Since not every type of plant needs the same types of macronutrients to thrive, it is best to check each plant’s specifications and growing instructions before adding any type of fertilizer. Doing so will guarantee that you’re using the right fertilizer for all of the plants in your care.
In most cases, unless you have specific goals, going with a balanced fertilizer is a safe bet. This is generally our recommendation as it gives your plants all the nutrients they need without going too heavy into any particular one.
Different Forms Of Fertilizers
As well as different levels of macronutrients in the fertilizer, there are also a few different forms to choose from. These vary in application method and how the nutrients are released into the soil.
Liquid fertilizers are water-soluble and require dilution using a hose or watering can to apply them to the soil. The nutrients are released quickly, so the plant’s health will actually be improved in a matter of days. The downside to liquid fertilizers is that their nutrients only last a few weeks, so you need to add them more frequently to ensure happy plants.
Quick-release Granular Fertilizers
Quick-release fertilizers have a powdery consistency and are water-soluble, so they also need to be mixed with water, though not in the same way. The granules are sprinkled over the surface and then mixed with the topsoil. Then water is applied to decompose the fertilizer and release the nutrients. This form of fertilizer lasts for about 3 to 4 weeks for fewer applications though they take about a week to improve the plant’s condition.
Unlike the other two forms of fertilizer, slow- and controlled-release options are not water-soluble. These granules are spread over the surface of the soil and then covered with more soil or compost. At this point, the fertilizers decompose, slowly releasing their nutrients to give the plants the food they need.
This process can last between two and nine months, depending on whether you use slow-release or controlled-release fertilizers. How quickly the nutrients are released for controlled-release nutrients depends on the soil temperature. Slow-release fertilizers also rely on the soil temperature for the decomposition, though moisture and pH levels also factor in.
Plants need about two weeks after fertilization to show any improvement but this does have benefits, like lower risk of burning and longer-lasting nutrients. You likely only need to use this type once or twice during your plant’s growing season, making it the easiest option of the three.

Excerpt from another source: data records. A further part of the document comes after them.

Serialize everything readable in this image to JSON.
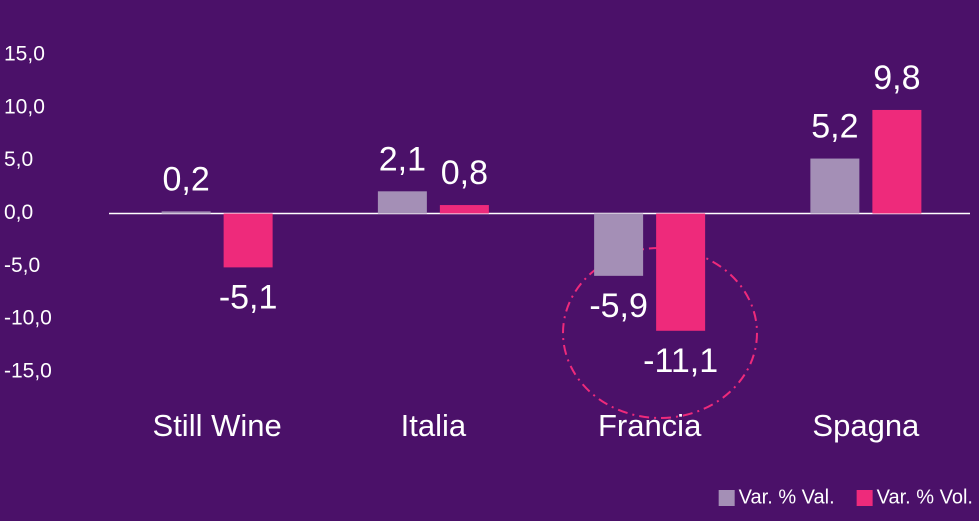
{
  "chart_data": {
    "type": "bar",
    "categories": [
      "Still Wine",
      "Italia",
      "Francia",
      "Spagna"
    ],
    "series": [
      {
        "name": "Var. % Val.",
        "color": "#a48fb6",
        "values": [
          0.2,
          2.1,
          -5.9,
          5.2
        ],
        "value_labels": [
          "0,2",
          "2,1",
          "-5,9",
          "5,2"
        ]
      },
      {
        "name": "Var. % Vol.",
        "color": "#ee2a7b",
        "values": [
          -5.1,
          0.8,
          -11.1,
          9.8
        ],
        "value_labels": [
          "-5,1",
          "0,8",
          "-11,1",
          "9,8"
        ]
      }
    ],
    "ylim": [
      -15,
      15
    ],
    "yticks": [
      {
        "value": 15,
        "label": "15,0"
      },
      {
        "value": 10,
        "label": "10,0"
      },
      {
        "value": 5,
        "label": "5,0"
      },
      {
        "value": 0,
        "label": "0,0"
      },
      {
        "value": -5,
        "label": "-5,0"
      },
      {
        "value": -10,
        "label": "-10,0"
      },
      {
        "value": -15,
        "label": "-15,0"
      }
    ],
    "legend": "bottom-right"
  }
}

When To Fertilize Your Plants
The best time to fertilize your plants is in the early spring when the plant’s growth cycle begins. Depending on the type of fertilizer you use and the plant you’re adding it to, you may also need to add more fertilizer throughout the spring and summer. In the late fall and winter, when the plant goes into its dormant cycle, you can halt the application of fertilizer until the next growing season.